方針の決定は、本人の状態に応じた専門的な医学的検討を経て、医師等の医療従事者から適切な情報の提供と説明を行います。そのうえで、本人と医療・ケアチームとの合意形成に向けた十分な話し合いを踏まえた本人による意思決定を基本とし、方針の決定を行います。

時間の経過、心身の状態の変化、医学的評価の変更等に応じて本人の意思は変化しうるものであることから、医療・ケアチームにより、適切な情報提供と説明がなされ、本人が自らの意思をその都度示し、伝えることができるような支援を行います。この際、本人が自らの意思を伝えられない状態になる可能性があることから、家族等も含めた繰り返しの話し合いを行います。

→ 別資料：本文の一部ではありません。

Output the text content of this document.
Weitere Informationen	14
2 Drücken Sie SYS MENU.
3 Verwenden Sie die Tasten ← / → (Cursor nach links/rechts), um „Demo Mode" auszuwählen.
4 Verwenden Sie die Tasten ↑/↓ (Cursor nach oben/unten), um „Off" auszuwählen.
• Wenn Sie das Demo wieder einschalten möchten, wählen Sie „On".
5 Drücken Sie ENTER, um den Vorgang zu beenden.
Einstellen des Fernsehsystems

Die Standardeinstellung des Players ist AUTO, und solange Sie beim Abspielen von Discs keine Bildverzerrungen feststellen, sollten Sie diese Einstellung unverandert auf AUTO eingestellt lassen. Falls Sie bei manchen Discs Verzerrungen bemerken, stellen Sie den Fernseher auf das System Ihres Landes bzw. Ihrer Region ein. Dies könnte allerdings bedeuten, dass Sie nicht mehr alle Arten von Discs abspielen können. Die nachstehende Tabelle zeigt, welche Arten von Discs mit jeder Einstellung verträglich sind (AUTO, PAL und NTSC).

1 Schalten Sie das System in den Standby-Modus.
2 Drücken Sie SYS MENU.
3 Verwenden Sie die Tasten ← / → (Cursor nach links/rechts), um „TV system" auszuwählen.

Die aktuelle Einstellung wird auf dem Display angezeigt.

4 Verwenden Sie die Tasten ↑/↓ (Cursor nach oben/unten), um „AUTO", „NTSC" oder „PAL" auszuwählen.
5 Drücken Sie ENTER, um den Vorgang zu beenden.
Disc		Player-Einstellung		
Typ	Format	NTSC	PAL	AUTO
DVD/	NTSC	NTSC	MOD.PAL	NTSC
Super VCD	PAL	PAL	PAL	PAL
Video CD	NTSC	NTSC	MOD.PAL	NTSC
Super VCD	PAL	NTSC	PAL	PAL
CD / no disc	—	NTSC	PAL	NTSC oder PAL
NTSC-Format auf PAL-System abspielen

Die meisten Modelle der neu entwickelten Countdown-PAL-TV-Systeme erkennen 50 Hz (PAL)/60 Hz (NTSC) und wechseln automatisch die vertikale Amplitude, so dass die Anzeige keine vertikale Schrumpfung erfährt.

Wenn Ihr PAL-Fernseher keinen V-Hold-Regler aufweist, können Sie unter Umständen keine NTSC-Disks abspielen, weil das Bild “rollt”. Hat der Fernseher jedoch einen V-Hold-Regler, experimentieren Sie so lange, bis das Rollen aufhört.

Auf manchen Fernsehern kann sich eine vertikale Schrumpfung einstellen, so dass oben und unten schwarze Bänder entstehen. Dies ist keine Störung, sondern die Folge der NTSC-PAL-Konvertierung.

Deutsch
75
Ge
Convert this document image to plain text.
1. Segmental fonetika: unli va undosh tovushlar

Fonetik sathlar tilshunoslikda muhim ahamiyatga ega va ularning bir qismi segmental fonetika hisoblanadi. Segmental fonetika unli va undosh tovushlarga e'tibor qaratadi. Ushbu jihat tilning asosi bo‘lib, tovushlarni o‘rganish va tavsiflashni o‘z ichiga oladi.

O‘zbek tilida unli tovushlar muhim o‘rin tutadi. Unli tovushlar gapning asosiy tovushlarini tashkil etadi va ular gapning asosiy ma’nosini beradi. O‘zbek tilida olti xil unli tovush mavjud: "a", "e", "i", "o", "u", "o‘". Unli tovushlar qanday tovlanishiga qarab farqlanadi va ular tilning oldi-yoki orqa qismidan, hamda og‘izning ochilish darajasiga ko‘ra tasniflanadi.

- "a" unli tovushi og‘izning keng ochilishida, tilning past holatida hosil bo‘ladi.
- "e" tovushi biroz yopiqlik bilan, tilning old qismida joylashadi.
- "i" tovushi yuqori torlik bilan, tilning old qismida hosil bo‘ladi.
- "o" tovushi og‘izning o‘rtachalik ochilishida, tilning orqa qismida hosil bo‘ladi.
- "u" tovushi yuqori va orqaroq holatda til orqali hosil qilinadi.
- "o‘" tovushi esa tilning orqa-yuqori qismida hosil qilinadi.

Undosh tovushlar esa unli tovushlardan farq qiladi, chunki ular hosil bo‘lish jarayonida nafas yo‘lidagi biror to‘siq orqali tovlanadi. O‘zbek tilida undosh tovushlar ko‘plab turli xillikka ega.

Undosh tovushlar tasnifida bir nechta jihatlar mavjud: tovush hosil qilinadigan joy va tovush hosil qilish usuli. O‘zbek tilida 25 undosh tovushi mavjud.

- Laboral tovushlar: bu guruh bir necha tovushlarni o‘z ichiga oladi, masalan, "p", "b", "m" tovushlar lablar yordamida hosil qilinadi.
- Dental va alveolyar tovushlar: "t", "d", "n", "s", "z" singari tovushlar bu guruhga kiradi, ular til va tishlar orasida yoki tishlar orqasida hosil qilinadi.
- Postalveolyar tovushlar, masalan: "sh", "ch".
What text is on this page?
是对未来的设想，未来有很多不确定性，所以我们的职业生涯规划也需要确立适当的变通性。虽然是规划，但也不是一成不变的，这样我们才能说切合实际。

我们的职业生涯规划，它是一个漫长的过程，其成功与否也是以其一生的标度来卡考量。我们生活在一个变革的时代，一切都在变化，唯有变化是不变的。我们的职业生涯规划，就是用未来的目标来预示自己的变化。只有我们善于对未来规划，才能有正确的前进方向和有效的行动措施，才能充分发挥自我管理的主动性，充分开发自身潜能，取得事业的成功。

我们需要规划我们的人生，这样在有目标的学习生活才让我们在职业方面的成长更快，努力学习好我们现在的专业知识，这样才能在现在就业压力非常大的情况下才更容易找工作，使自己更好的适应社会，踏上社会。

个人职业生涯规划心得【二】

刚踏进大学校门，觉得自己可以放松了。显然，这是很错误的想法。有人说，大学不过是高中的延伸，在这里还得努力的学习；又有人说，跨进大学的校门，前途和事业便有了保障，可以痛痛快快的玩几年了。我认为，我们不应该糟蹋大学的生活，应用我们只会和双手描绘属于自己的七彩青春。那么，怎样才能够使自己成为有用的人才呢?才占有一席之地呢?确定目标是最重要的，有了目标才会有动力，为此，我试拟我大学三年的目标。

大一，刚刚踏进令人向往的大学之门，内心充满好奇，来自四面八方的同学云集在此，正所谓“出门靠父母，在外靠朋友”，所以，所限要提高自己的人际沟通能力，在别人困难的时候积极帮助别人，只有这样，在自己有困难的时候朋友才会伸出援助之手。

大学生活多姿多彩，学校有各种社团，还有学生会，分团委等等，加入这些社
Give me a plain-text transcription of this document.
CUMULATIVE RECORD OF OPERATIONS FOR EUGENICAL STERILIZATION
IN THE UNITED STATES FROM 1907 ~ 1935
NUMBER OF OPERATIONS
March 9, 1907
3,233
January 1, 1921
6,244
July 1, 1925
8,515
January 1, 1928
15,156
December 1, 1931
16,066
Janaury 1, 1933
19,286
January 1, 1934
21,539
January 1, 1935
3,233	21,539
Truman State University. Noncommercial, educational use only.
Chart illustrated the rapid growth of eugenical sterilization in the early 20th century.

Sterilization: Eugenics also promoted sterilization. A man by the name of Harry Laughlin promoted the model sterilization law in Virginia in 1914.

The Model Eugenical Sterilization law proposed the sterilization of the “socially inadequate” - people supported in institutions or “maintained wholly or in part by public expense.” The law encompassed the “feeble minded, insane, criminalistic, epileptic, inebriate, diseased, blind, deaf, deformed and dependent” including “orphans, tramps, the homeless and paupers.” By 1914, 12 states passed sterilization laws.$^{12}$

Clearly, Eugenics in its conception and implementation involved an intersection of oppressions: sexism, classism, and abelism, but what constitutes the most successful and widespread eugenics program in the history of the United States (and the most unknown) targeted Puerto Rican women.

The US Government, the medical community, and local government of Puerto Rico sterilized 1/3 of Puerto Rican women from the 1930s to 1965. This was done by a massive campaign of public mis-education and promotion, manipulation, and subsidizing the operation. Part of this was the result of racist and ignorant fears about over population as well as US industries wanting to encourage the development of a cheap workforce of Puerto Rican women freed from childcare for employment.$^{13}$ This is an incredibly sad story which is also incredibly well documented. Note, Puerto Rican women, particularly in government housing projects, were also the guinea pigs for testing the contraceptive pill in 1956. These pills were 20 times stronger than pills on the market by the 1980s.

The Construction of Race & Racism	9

このプロセスにおいて話し合った内容は、その都度、診療録に記載しておくものとします。

本人の意思の確認ができない場合

本人の意思確認ができない場合には、以下のような手順により、医療・ケアチームの中で慎重な判断を行います。

  • 家族等が本人意思を推定できる場合には、その推定意思を尊重し、本人にとっての最善の方針をとることを基本とします。
  • 家族等が本人の意思を推定できない場合には、本人にとって何が最善であるかについて、本人に代わる者として家族等と十分に話し合い、本人にとっての最善の方針をとることを基本とする。時間の経過、心身の状態の変化、医学的評価の変更等に応じて、このプロセスを繰り返し行います。
  • 家族等がいない場合及び家族等が判断を医療・ケアチームに委ねる場合には、本人にとっての最善の方針をとることを基本とします。
  • このプロセスにおいて話し合った内容は、その都度、診療録に記載しておくものとします。

複数の専門家からなる話し合いの場の設置

これまで示した方針の決定に際し、心身の状態により医療・ケアの内容の決定が困難な場合や本人と医療・ケアチームの話し合いの中で合意が得られない場合、家族等の中で意見がまとまらない場合や医療・ケアチームとの話し合いの中で妥当で適切な医療・ケアの内容について合意が得られない場合等においては、複数の専門家からなる話し合いの場を別途設置し、医療・ケアチーム以外の者を加えて、方針等についての検討及び助言を行います。

この指針は厚生労働省「人生の最終段階における医療・ケアの意思決定プロセスに関するガイドライン」に基づき策定しています。


[i] がん末期のように、予後が数日から長くとも2-3ヶ月と予測ができる場合や慢性疾患の急性増悪を繰り返し予後不良に陥った場合、脳血管疾患の後遺症や老衰など数カ月から数年にかけて死を迎える場合に、本人の状態を踏まえて医療・ケアチームの適切かつ妥当な判断します。